Políticas essas que transformaram Portugal num pais com a maior área absoluta de eucaliptos em toda a Europa, provocando cenários catastróficos com populações isoladas e cercadas por uma espécie de “pulverizador” de fogo selvagem que leva à exaustão de corpos de bombeiros, num doloroso combate sazonal, tantas vezes com dramáticas baixas nos soldados da paz e entre os populares indefesos.
Com um tal quadro de influência do eucalipto na floresta e no seu desordenamento. Perante o cenário dramático que o país vem vivendo, tarda a aplicação da nova lei que se propõe travar a proliferação da espécie do eucalipto. Reforma florestal que só entrará em vigor em fevereiro do próximo ano, mas como noticiava a edição online (Jornal de Leiria, 10/08/2017), há quem esteja a “antecipar-se à implementação de uma lei que se prevê mais dura com os prevaricadores”, identificando mesmo três zonas de uma região verdadeiramente mártir no centro do país, “onde foram recentemente plantados eucaliptos”. Uma atitude que manifesta desprezo pelos mortos e pela memória dos vivos que sobreviveram de entre um mar de chamas com cheiro a eucalipto.

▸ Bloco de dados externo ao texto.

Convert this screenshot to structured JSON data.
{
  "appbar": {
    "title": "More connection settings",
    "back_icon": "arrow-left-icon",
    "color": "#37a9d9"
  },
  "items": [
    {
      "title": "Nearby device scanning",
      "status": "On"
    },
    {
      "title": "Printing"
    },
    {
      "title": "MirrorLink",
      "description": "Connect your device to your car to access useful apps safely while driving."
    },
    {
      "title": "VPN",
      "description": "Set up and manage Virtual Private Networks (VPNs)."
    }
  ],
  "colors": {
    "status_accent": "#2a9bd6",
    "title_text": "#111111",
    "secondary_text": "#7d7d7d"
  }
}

Apesar de alguns exemplos de resistência, como o que foi assumido corajosamente por moradores da aldeia de xisto de Ferreira de São João, afetada pelo incêndio de Pedrógão Grande e Figueiró dos Vinhos, que avançaram com um plano para proteger a aldeia, cortando eucalipto e reflorestando com base nas espécies autóctones e mais resistentes ao fogo. Ainda não são suficientes para contrariar as ilusões do rendimento rápido resultante do eucalipto, como promove a Celpa – Associação da Industria Papeleira que, mesmo perante múltiplos cenários em que esta espécie serve de combustível, tal como contínuas manchas de pinheiros e mato, que com a ajuda dos ventos fortes, o fogo atinge velocidades alucinantes, deixando rastos de destruição e morte, que só poderiam exigir repensar a atual pressão do eucalipto como única alternativa ao abandono rural.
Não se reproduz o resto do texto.